The fourth phase is how investigators worked backward and outward from that field. Detectives reported recovering 27 .300 Blackout casings, six 9 mm casings, one spent .223 casing, and signs of bullet travel in the dirt where Conley fled. Multiple witnesses, the affidavit says, described hearing a burst of automatic fire followed by several individual gunshots from what sounded like another gun. One witness’s dash camera partly captured the shooting as the driver passed through the area. Others saw a white sedan parked nearby and two males near it. Detectives then reviewed city cameras, church video and automated license plate reader data. According to the affidavit, that led them to a white Ford Fusion with a temporary Kansas tag moving through the area before and after the shooting. The papers say the vehicle’s movements at a Family Dollar lot and a Phillips 66 station looked unusual and suggested the occupants were waiting and watching.
The fifth phase is where the homicide file turns into a named criminal case. Detectives wrote that police resources identified the driver in red and black clothing as Phillips. The plate information on the Ford Fusion led police to a registered owner whose daughter had been documented in an earlier police report as Conley’s girlfriend. Detectives also said the daughter had ties to apartments near the shooting scene. Officers sought a search warrant for a residence connected to the investigation.
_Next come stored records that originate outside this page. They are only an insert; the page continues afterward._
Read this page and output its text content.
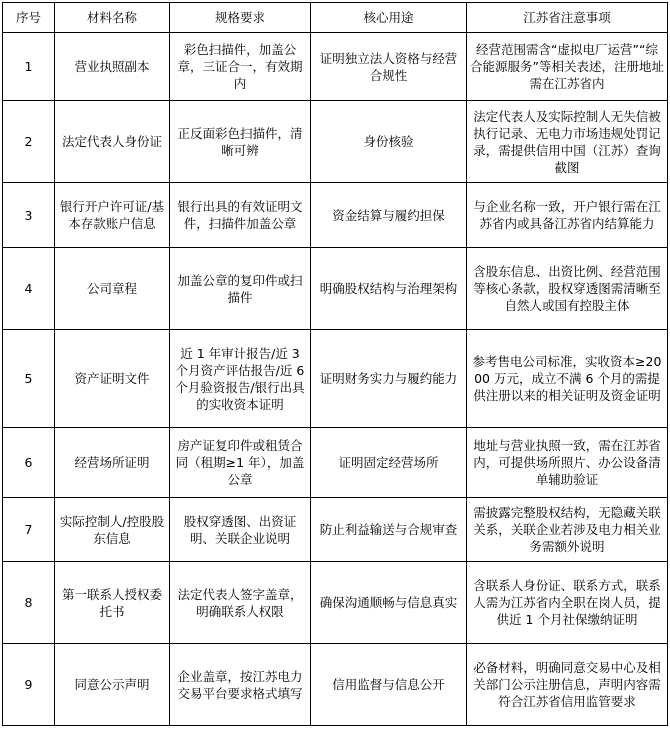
序号	材料名称	规格要求	核心用途	江苏省注意事项
1	营业执照副本	彩色扫描件，加盖公章，三证合一，有效期内	证明独立法人资格与经营合规性	经营范围需含“虚拟电厂运营”“综合能源服务”等相关表述，注册地址需在江苏省内
2	法定代表人身份证	正反面彩色扫描件，清晰可辨	身份核验	法定代表人及实际控制人无失信被执行记录、无电力市场违规处罚记录，需提供信用中国（江苏）查询截图
3	银行开户许可证/基本存款账户信息	银行出具的有效证明文件，扫描件加盖公章	资金结算与履约担保	与企业名称一致，开户银行需在江苏省内或具备江苏省内结算能力
4	公司章程	加盖公章的复印件或扫描件	明确股权结构与治理架构	含股东信息、出资比例、经营范围等核心条款，股权穿透图需清晰至自然人或国有控股主体
5	资产证明文件	近 1 年审计报告/近 3 个月资产评估报告/近 6 个月验资报告/银行出具的实收资本证明	证明财务实力与履约能力	参考售电公司标准，实收资本≥2000 万元，成立不满 6 个月的需提供注册以来的相关证明及资金证明
6	经营场所证明	房产证复印件或租赁合同（租期≥1 年），加盖公章	证明固定经营场所	地址与营业执照一致，需在江苏省内，可提供场所照片、办公设备清单辅助验证
7	实际控制人/控股股东信息	股权穿透图、出资证明、关联企业说明	防止利益输送与合规审查	需披露完整股权结构，无隐藏关联关系，关联企业若涉及电力相关业务需额外说明
8	第一联系人授权委托书	法定代表人签字盖章，明确联系人权限	确保沟通顺畅与信息真实	含联系人身份证、联系方式，联系人需为江苏省内全职在岗人员，提供近 1 个月社保缴纳证明
9	同意公示声明	企业盖章，按江苏电力交易平台要求格式填写	信用监督与信息公开	必备材料，明确同意交易中心及相关部门公示注册信息，声明内容需符合江苏省信用监管要求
An adult woman there told detectives she knew nothing about the homicide but admitted Phillips drove her vehicle. Police then brought Phillips in for an interview. According to the affidavit, he denied any role, said one of the men in the surveillance images looked like his twin, and then referred to Conley as “the guy that got murdered” before detectives had told him the person in the photo was the victim. After more questioning, the affidavit says, he asked for an attorney and the interview ended.
The final phase now belongs to the courts. Prosecutor Melesa Johnson announced the charges on March 17, describing a fatal shooting near 71 Highway and saying city cameras and dash camera footage captured a man later identified as Phillips exiting a vehicle, approaching the victims and opening fire with an automatic rifle-style firearm. The office emphasized that charges are accusations and that the defendant is presumed innocent unless convicted or a guilty plea is entered. A bond review was scheduled for Wednesday, and a preliminary hearing is set for April 15. The remaining gaps are significant: the affidavit points to a second male, but no public charge against that person appears in the record described so far, and the filed documents do not publicly say whether the main gun was recovered.
What began as a brief police bulletin about a man found shot in a grassy area has become a closely tracked homicide prosecution built from witness memories, shell casings, vehicle data and a family dispute that investigators say had been escalating. The next public milestone is the April 15 preliminary hearing, where the court process may begin to test how that record holds up under adversarial scrutiny.
Author note: Last updated April 14, 2026.